Nous bâtirons un monde équitable, dépourvu de caste et de droit du sang !
Ce n’est pas de l’utopie, c’est l’accomplissement d’un rêve commun à chaque
être humain !
Les fils de la
nouvelle aube, Vendémiaire en tête, acclamèrent sans trop d’effusions ce
discours convenu.
- Vous avez quartier
libre ! Mais sachez bien que l’opération peut débuter à tout moment !
- Mais excellence,
se permit le métis. Les troupes d’Athéna sont en pleine réorganisation !
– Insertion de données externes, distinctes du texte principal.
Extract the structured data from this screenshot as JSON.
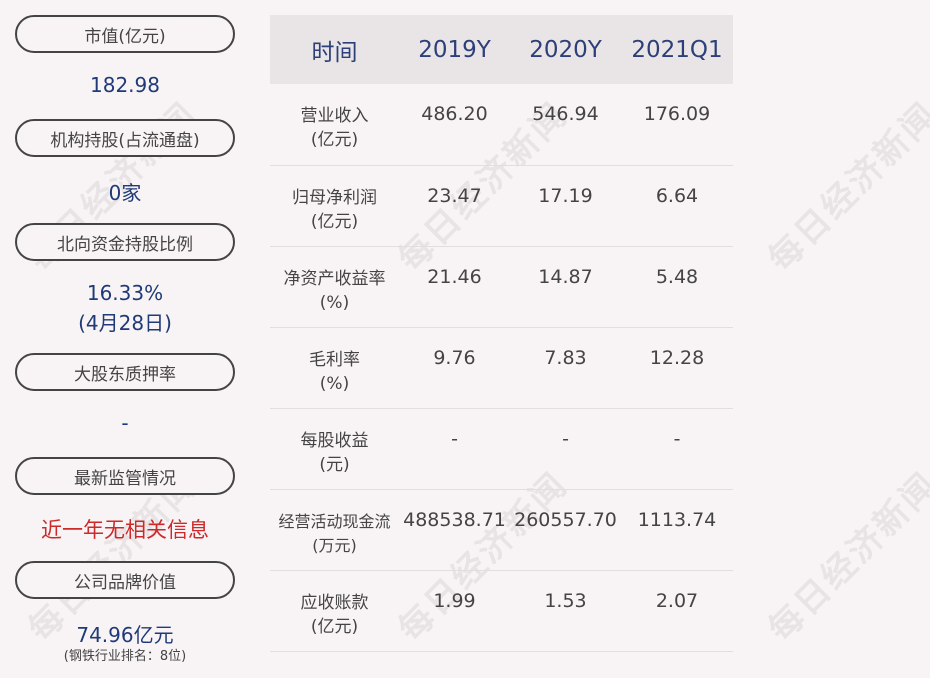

N’est-ce pas le moment opportun de leur porter l’estocade ?
- Non ! On
vient de m’apprendre qu’un nouveau Saint d’or serait récemment apparu au
sanctuaire ! Il nous faut d’abord glaner des informations sur lui et
ensuite, nous frapperons ! Il se nommerait Dohko !!
Le dirigeant
décomposa lentement chaque syllabe de ce nom, pour bien marquer les esprits.
Thermidor, fébrile, donna une tape amicale à Vendémiaire et lui susurra :
- Il est à
moi ! Ne t’avise pas de me couper l’herbe sous le pied !
- Tu te
trompes ! Je l’ai vu le premier…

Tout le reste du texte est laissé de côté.